Team Banzai headband
In 1984, Twentieth Century Fox hired a crew to travel around the country promoting The Adventures of Buckaroo Banzai Across the 8th Dimension at conventions. They were the only source for the Team Banzai headband. The over-the-top title and the movie’s implicit coolness struck the right note with fans, which made the headbands popular. A few did wear them as headbands, others as armbands or thighbands, or tied to some piece of fannish paraphernalia.
Glow-in-the-Dark Bid T-Shirt
Fans sure did like the glow-in-the-dark LA-in-90 bid t-shirt (the yellow shirt in this picture). It may have been the most appealing thing about our bid. I’ll bet plenty of fans were wearing these shirts while happily marking their ballots for Holland.
Heinlein Blood Donor Pin
Robert Heinlein suffered two years of extensive illnesses and received many pints of his rare blood type in transfusions.
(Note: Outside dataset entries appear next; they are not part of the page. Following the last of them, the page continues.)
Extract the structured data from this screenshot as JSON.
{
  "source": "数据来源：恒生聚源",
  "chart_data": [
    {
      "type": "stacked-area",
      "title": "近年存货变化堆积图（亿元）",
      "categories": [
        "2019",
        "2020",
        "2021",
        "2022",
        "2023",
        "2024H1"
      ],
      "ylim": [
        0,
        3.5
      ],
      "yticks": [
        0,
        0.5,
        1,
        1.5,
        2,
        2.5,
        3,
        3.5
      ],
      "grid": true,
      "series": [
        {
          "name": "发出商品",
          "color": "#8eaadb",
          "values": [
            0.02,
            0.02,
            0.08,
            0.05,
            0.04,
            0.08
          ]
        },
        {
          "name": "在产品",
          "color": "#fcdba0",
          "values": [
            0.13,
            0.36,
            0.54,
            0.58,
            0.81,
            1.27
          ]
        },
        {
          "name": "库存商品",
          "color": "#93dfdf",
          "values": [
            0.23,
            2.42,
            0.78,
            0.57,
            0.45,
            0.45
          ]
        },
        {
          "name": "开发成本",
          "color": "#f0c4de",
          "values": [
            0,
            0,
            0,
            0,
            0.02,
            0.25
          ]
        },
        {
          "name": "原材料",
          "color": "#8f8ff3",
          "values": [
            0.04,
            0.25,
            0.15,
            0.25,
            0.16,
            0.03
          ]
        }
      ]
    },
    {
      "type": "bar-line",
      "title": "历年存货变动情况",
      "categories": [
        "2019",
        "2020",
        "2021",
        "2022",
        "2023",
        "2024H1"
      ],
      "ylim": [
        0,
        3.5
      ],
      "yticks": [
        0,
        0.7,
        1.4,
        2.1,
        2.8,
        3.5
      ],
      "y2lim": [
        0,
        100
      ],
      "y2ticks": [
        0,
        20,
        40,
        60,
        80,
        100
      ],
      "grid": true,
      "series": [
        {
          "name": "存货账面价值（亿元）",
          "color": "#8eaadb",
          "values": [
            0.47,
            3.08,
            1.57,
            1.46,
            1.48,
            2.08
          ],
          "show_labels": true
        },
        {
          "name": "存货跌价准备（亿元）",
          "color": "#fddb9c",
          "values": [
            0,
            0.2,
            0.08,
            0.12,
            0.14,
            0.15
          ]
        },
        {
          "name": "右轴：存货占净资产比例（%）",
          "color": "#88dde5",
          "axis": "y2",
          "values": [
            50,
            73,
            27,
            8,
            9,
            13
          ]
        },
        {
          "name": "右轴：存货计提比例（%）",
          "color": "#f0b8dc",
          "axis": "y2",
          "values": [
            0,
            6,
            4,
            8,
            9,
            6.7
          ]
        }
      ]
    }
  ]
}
He was determined to pay-it-forward, publicizing the National Rare Blood club and blood donation generally. Fans organized a blood drive at the 1976 Worldcon, MidAmericon, where he was guest of honor and Heinlein said he would only sign autographs for people who donated blood. Part of the package deal was a RAH blood donor pin (commissioned by the LASFS) and copies of his “Are You A Rare Blood” offprint which many of us had him autograph.
Commemorative Heinlein blood drives continue at conventions to this day, and unlike some of the other cool things mentioned in this article you can still get a donor pin.